Deadly bacteria in Gazipur soil

First time found in Bangladesh, the germ can cause tuberculosis-like disease

Photo: Microbiology Lab, Ibrahim Medical College

Photo: Microbiology Lab, Ibrahim Medical College

Scientists have recently found a fatal infectious bacterium in the soil of Kapasia in Gazipur, for the first time in Bangladesh.
Known as Burkholderia pseudomallei, these bacteria can cause melioidosis, a rare disease that leads to serious infections of lung, blood and other organs, doctors and scientists say.
Since 2001, doctors of Ibrahim Medical College have detected five such patients, who are also diabetic. All these patients come from Mymensingh-Gazipur region, which led scientists to look for the bacteria in the area.
If melioidosis remains undiagnosed and untreated for long, chances of death are 80 percent, doctors say.
Similar to tuberculosis in many ways, the disease usually requires four to six months of antibiotic treatment that can become quite expensive when the germ turns out to be resistant to the common antibiotics.
Scientists and doctors say the number of people infected by the bacteria might be higher, but the germ goes undetected because of the ignorance of doctors and microbiologists about the presence of these bacteria.
This germ may silently live in a human body for decades. It manifests its presence through various symptoms when the carrier person’s immune system is damaged by diabetes, kidney failure, liver cirrhosis and AIDS.
“We have had patients who were infected by the bacteria. But we could not detect its origin. Now we have found the bacteria in the soil of Kapasia in Gazipur,” said J Ashraful Haq, a professor of microbiology at Ibrahim Medical College.
Statistics on how many people in Bangladesh are infected by the bacteria are not available, said the professor, who has been conducting a research to detect the germ for more than a decade.
Deadly bacteria in Gazipur soilThe bacteria can invade human body through skin, inhalation and contaminated food, he told The Daily Star.
“Diagnosis of melioidosis is difficult as people react differently to the bacteria.

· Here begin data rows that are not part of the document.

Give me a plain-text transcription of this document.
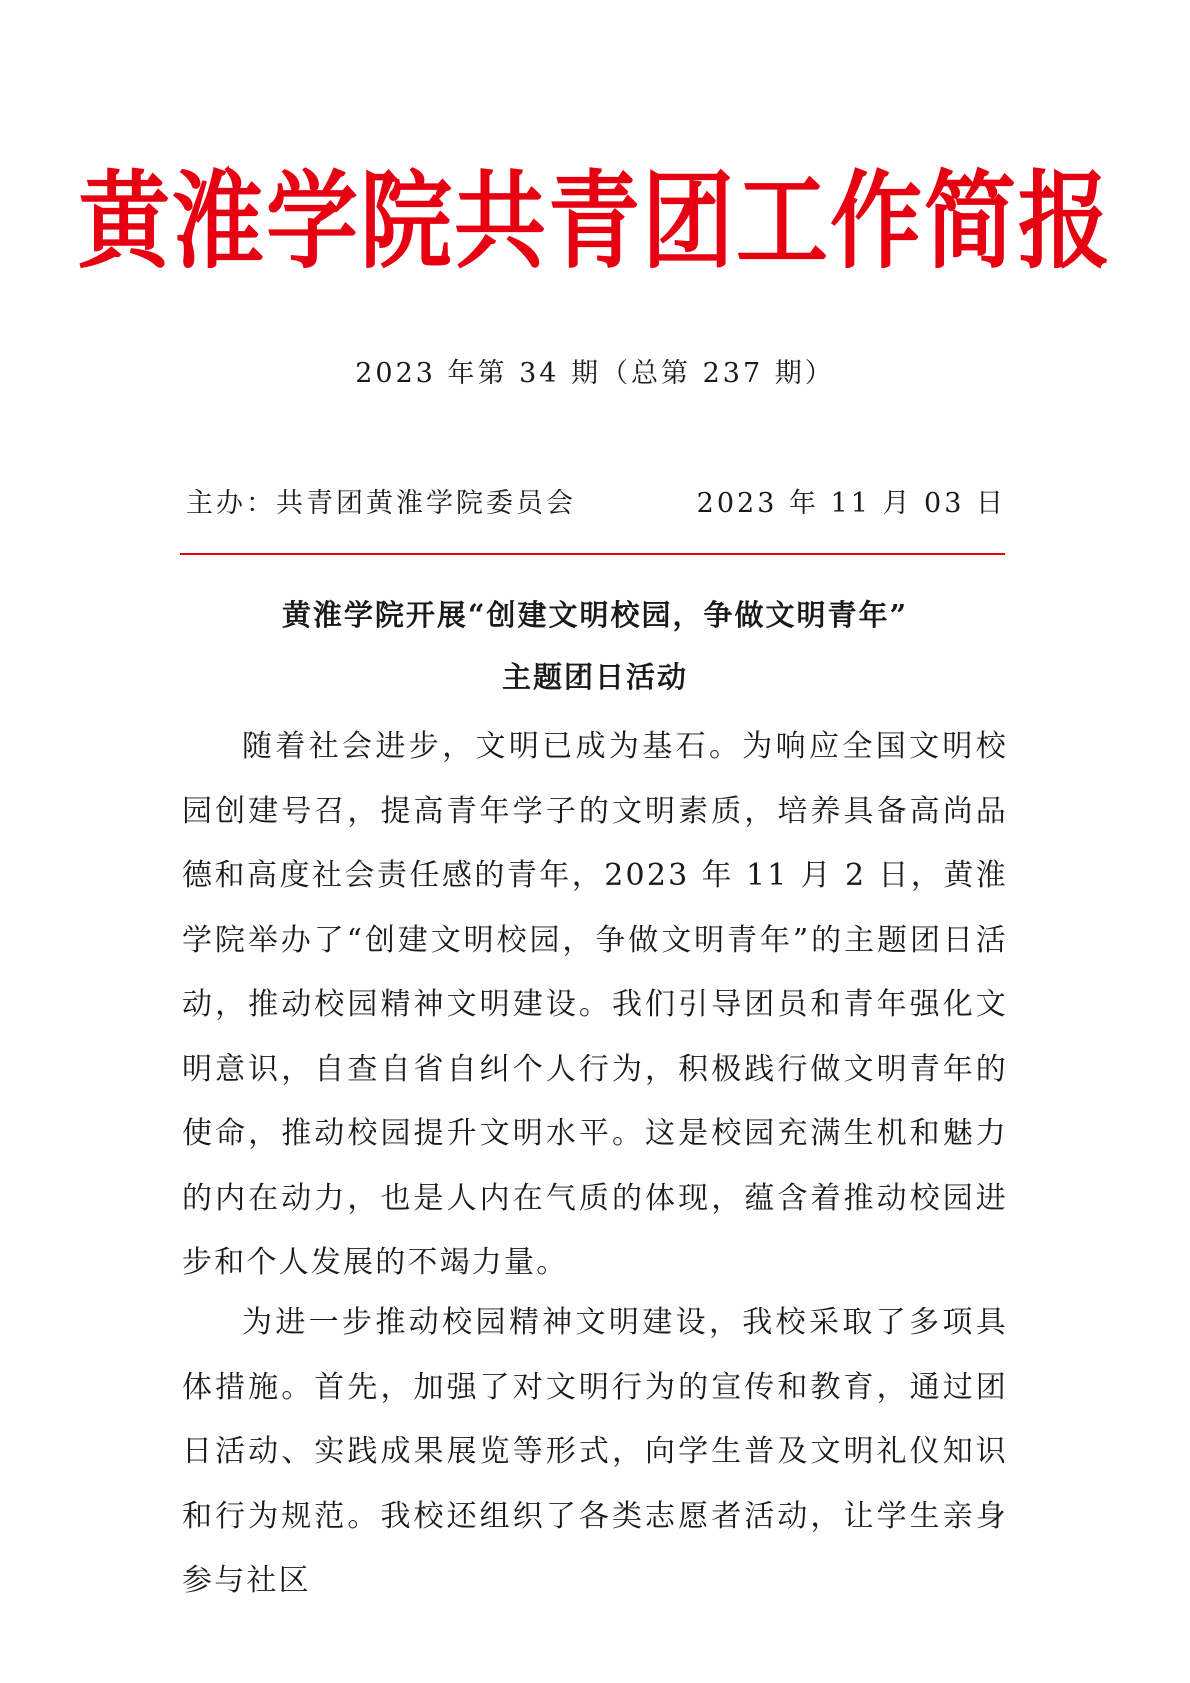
黄淮学院共青团工作简报
2023 年第 34 期（总第 237 期）
主办：共青团黄淮学院委员会	2023 年 11 月 03 日
黄淮学院开展“创建文明校园，争做文明青年”
主题团日活动

随着社会进步，文明已成为基石。为响应全国文明校园创建号召，提高青年学子的文明素质，培养具备高尚品德和高度社会责任感的青年，2023 年 11 月 2 日，黄淮学院举办了“创建文明校园，争做文明青年”的主题团日活动，推动校园精神文明建设。我们引导团员和青年强化文明意识，自查自省自纠个人行为，积极践行做文明青年的使命，推动校园提升文明水平。这是校园充满生机和魅力的内在动力，也是人内在气质的体现，蕴含着推动校园进步和个人发展的不竭力量。

为进一步推动校园精神文明建设，我校采取了多项具体措施。首先，加强了对文明行为的宣传和教育，通过团日活动、实践成果展览等形式，向学生普及文明礼仪知识和行为规范。我校还组织了各类志愿者活动，让学生亲身参与社区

Signs of the disease range from apparently harmless abscess to pneumonia to blood infection,” Prof Haq said.
He first detected the bacteria in a diabetic patient in 2001. In the next few years he detected several other cases of melioidosis in diabetic patients — all coming from Mymensingh and Tangail.
This led him and Shariful Alam Jilani, another professor of the same department, and Prof Chowdhury Rafiqul Ahsan and Jamshedul Alam of Dhaka University to start a research to ascertain the source of the bacteria in the beginning of last year. They finally found it in the soil of Kapasia late last month.
They are looking for the germ in the soil of other parts of the country.
Melioidosis is of public health importance in Thailand, Vietnam, Malaysia, Laos, Myanmar and northern Australia where it is associated with high fatality rates, Haq said.